After interval we were finally rewarded with Lang Lang’s commanding interpretation of Saint-Saëns’ Piano Concerto No 2 Op22 from 1868. The oldest work on the programme, it did not pale beside the svelte more modern works with their progressive forward-thinking Romantic-plus sheens.

Above: Lang Lang performs with Sydney Symphony Orchestra. Image: Jay Patel / Sydney Symphony Orchestra.

The choice of this concerto allowed us to savour this legendary keyboard guru’s lyricism and his brilliantly punctuated phrases in the solo passages from the onset of the Andante sostenuto first movement.

The synergy between SSO and Lang Lang was complete and sincere. The chance to witness this superstar pianist’s focus, listening, and dialoguing skills throughout the remainder this work’s opening movement was immensely rewarding-it was real pinch-yourself stuff and the most elevated ear-candy experience. The fact that it occurred with our own local orchestra was thrilling.
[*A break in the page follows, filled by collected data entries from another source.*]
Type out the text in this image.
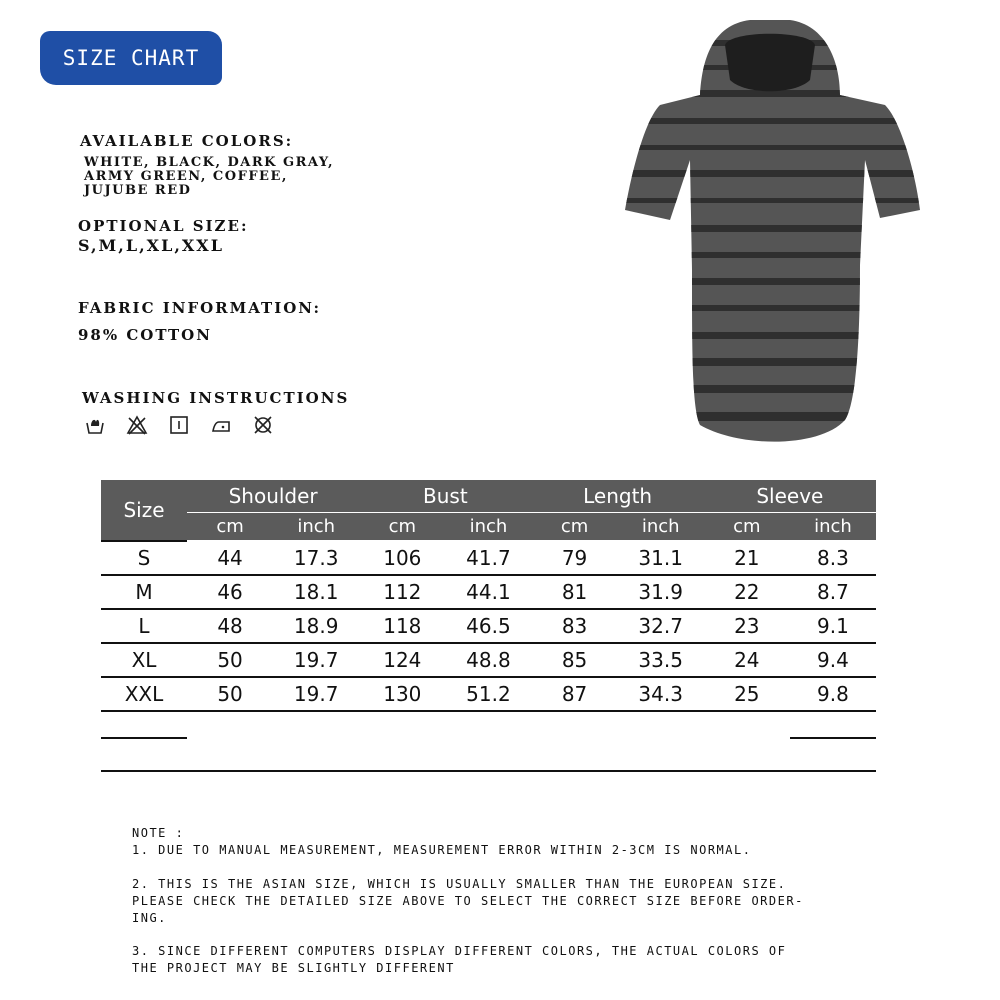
SIZE CHART
AVAILABLE COLORS:
WHITE, BLACK, DARK GRAY,
ARMY GREEN, COFFEE,
JUJUBE RED
OPTIONAL SIZE:
S,M,L,XL,XXL
FABRIC INFORMATION:
98% COTTON
WASHING INSTRUCTIONS
Size
Shoulder	Bust	Length	Sleeve
cm	inch	cm	inch	cm	inch	cm	inch
S	44	17.3	106	41.7	79	31.1	21	8.3
M	46	18.1	112	44.1	81	31.9	22	8.7
L	48	18.9	118	46.5	83	32.7	23	9.1
XL	50	19.7	124	48.8	85	33.5	24	9.4
XXL	50	19.7	130	51.2	87	34.3	25	9.8
NOTE :
1. DUE TO MANUAL MEASUREMENT, MEASUREMENT ERROR WITHIN 2-3CM IS NORMAL.
2. THIS IS THE ASIAN SIZE, WHICH IS USUALLY SMALLER THAN THE EUROPEAN SIZE.
PLEASE CHECK THE DETAILED SIZE ABOVE TO SELECT THE CORRECT SIZE BEFORE ORDER-
ING.
3. SINCE DIFFERENT COMPUTERS DISPLAY DIFFERENT COLORS, THE ACTUAL COLORS OF
THE PROJECT MAY BE SLIGHTLY DIFFERENT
The middle scherzo movement allowed the high profile guest musician to relax into his showy, playful and terrifically secure technical best. With sympathetic, precise troping from the orchestra, Lang Lang delivered all levels of bravura and all boisterous or smaller exuberances with his celebrated joy, colour and visually delightful gesturing.

Moments of frenetic filigree and virtuosic passages were breathtaking to watch from Lang Lang in this Saint-Saëns’ work. They were never self-indulgent nor wildly out of control. At all times the need for superb duetting with the orchestra in this sometimes underestimated composer was beautifully managed.

A pair of encores amazed the crowd. In keeping with the sentiment intime of this programme, we were treated to Debussy’s Clair de Lune, which was real edge-of-our-impressionist seats stuff.

In tribute to fellow superstar pianist and polymath Sir Stephen Hough (who has very recently played Brahms and Mendelssohn with SSO), the second encore from Lang Lang that dazzled our senses was Sir Stephen Hough’s arrangement of ‘Who’s afraid of the big bad wolf’ from Disney’s Three Little Pigs, originally composed by Frank Churchill.

This concert of French music from our Sydney Symphony Orchestra, with Lang Lang bringing another astonishingly varied set of fantastic jewels in its crown will remain a highlight of the 2025 season. We hope Lang Lang will come Down Under to speak to us, sing with our Sydney band, dance for us and surprise us with his novel keyboard control again soon.